Insuficiência hepática

Não foram conduzidos estudos de atezolizumabe dedicados a pacientes com insuficiência hepática. Na análise de farmacocinética populacional, não houve diferenças clinicamente importantes no clearance de atezolizumabe entre pacientes com insuficiência hepática leve (bilirrubina ≤ LSN (limite superior da normalidade) e AST (aspartato aminotransferase) > LSN ou bilirrubina > 1,0 x a 1,5 x LSN e qualquer AST, n = 71) e função hepática normal (bilirrubina e AST ≤ LSN, n = 401). Não há dados disponíveis em pacientes com insuficiência hepática moderada ou grave. A insuficiência hepática foi definida pelos critérios do National Cancer Institute (NCI) para disfunção hepática (vide item “Posologia e Modo de Usar – Populações especiais”). O efeito da insuficiência hepática moderada ou grave (bilirrubina > 1,5 a 3 x LSN e qualquer AST ou bilirrubina > 3 x LSN e qualquer AST) na farmacocinética de atezolizumabe é desconhecido.
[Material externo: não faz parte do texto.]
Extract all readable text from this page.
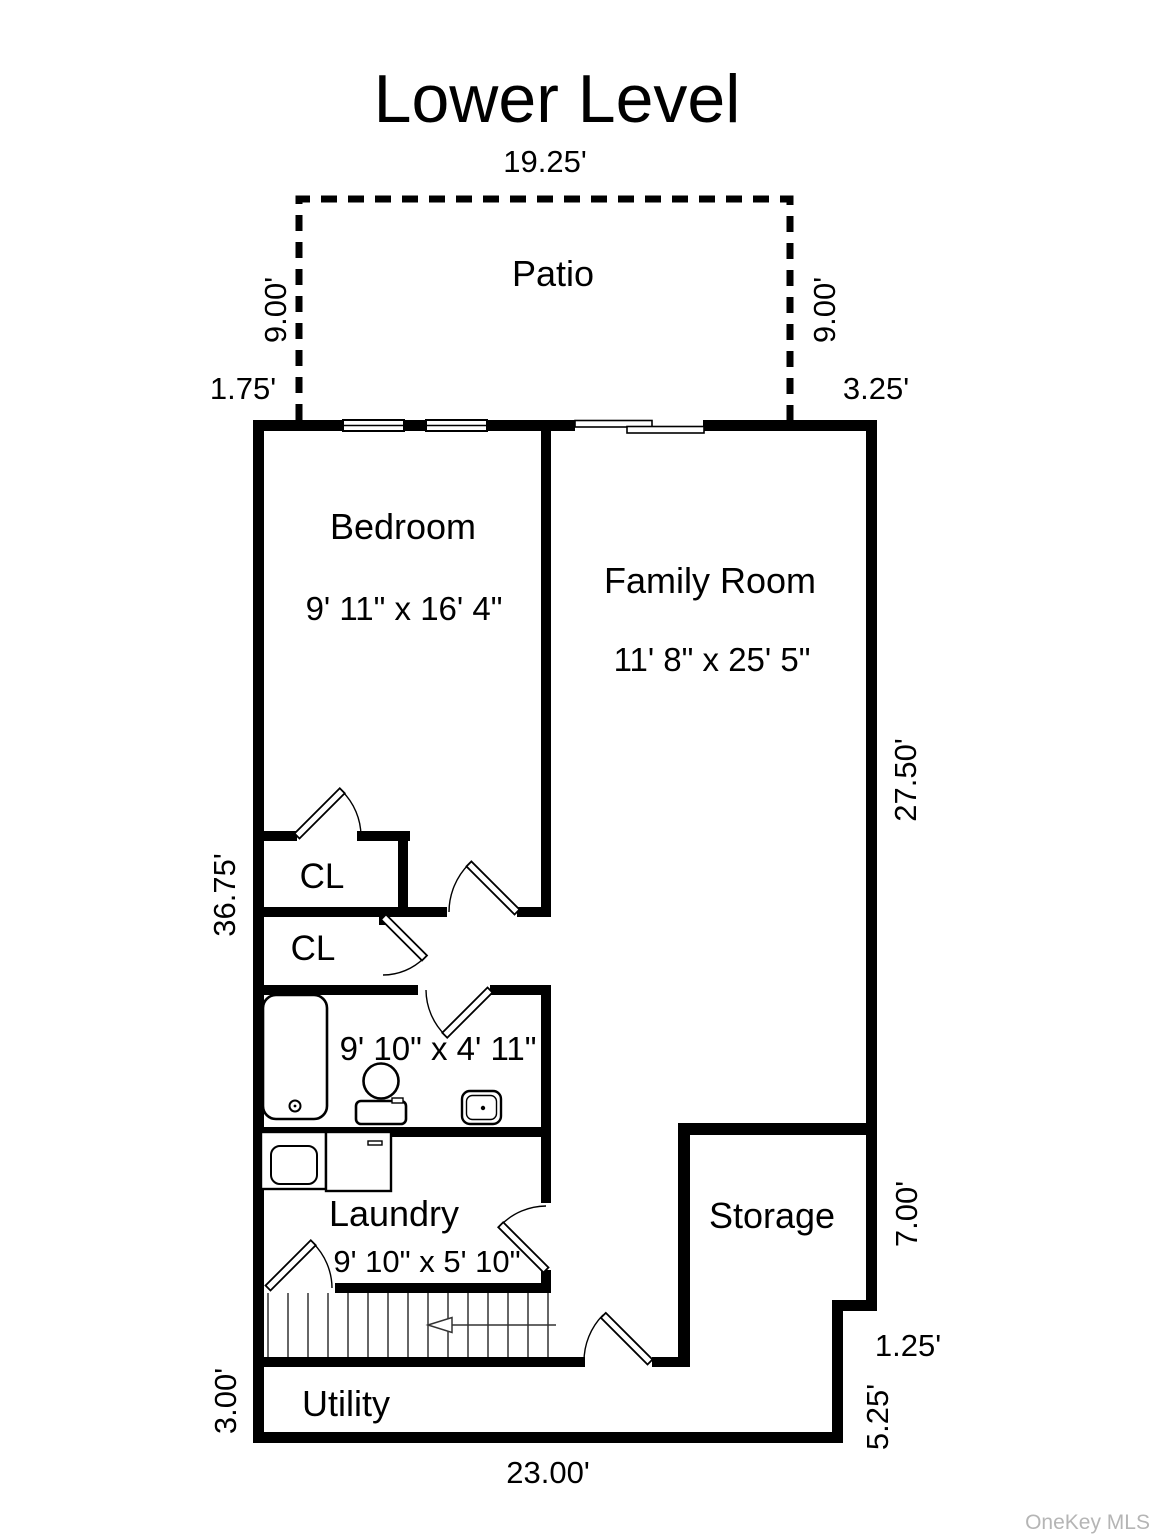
Lower Level
19.25'
Patio
9.00'	9.00'
1.75'	3.25'
Bedroom
9' 11" x 16' 4"
Family Room
11' 8" x 25' 5"
CL
CL
9' 10" x 4' 11"
Laundry
9' 10" x 5' 10"
Storage
Utility
36.75'
27.50'
7.00'
1.25'
5.25'
3.00'
23.00'
OneKey MLS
Dados de segurança pré-clínica

Carcinogenicidade

Não foram conduzidos estudos de carcinogenicidade para estabelecer o potencial carcinogênico de atezolizumabe.

Mutagenicidade

Não foram conduzidos estudos de mutagenicidade para estabelecer o potencial mutagênico de atezolizumabe. No entanto, não é esperado que anticorpos monoclonais alterem DNA ou cromossomos.

Fertilidade

Não foram conduzidos estudos de fertilidade com atezolizumabe; no entanto, a avaliação dos órgãos reprodutores de macacos cynomolgus machos e fêmeas foi incluída no estudo de toxicidade crônica. A administração semanal de atezolizumabe a macacas com AUC estimado de, aproximadamente, 6 vezes a AUC de pacientes, recebendo a dose recomendada ocasionou um padrão irregular de ciclos menstruais e ausência de corpos lúteos recentemente formados nos ovários, o qual foi reversível. Não houve nenhum efeito sobre os órgãos reprodutores dos machos.

Teratogenicidade

Não foram conduzidos estudos de teratogenicidade ou de reprodução em animais com atezolizumabe. Estudos em animais demonstraram que a inibição da via PD-L1/PD-1 pode levar à rejeição imunorrelacionada do feto em desenvolvimento e resultar em morte fetal. A administração de atezolizumabe pode causar dano fetal, incluindo letalidade embriofetal.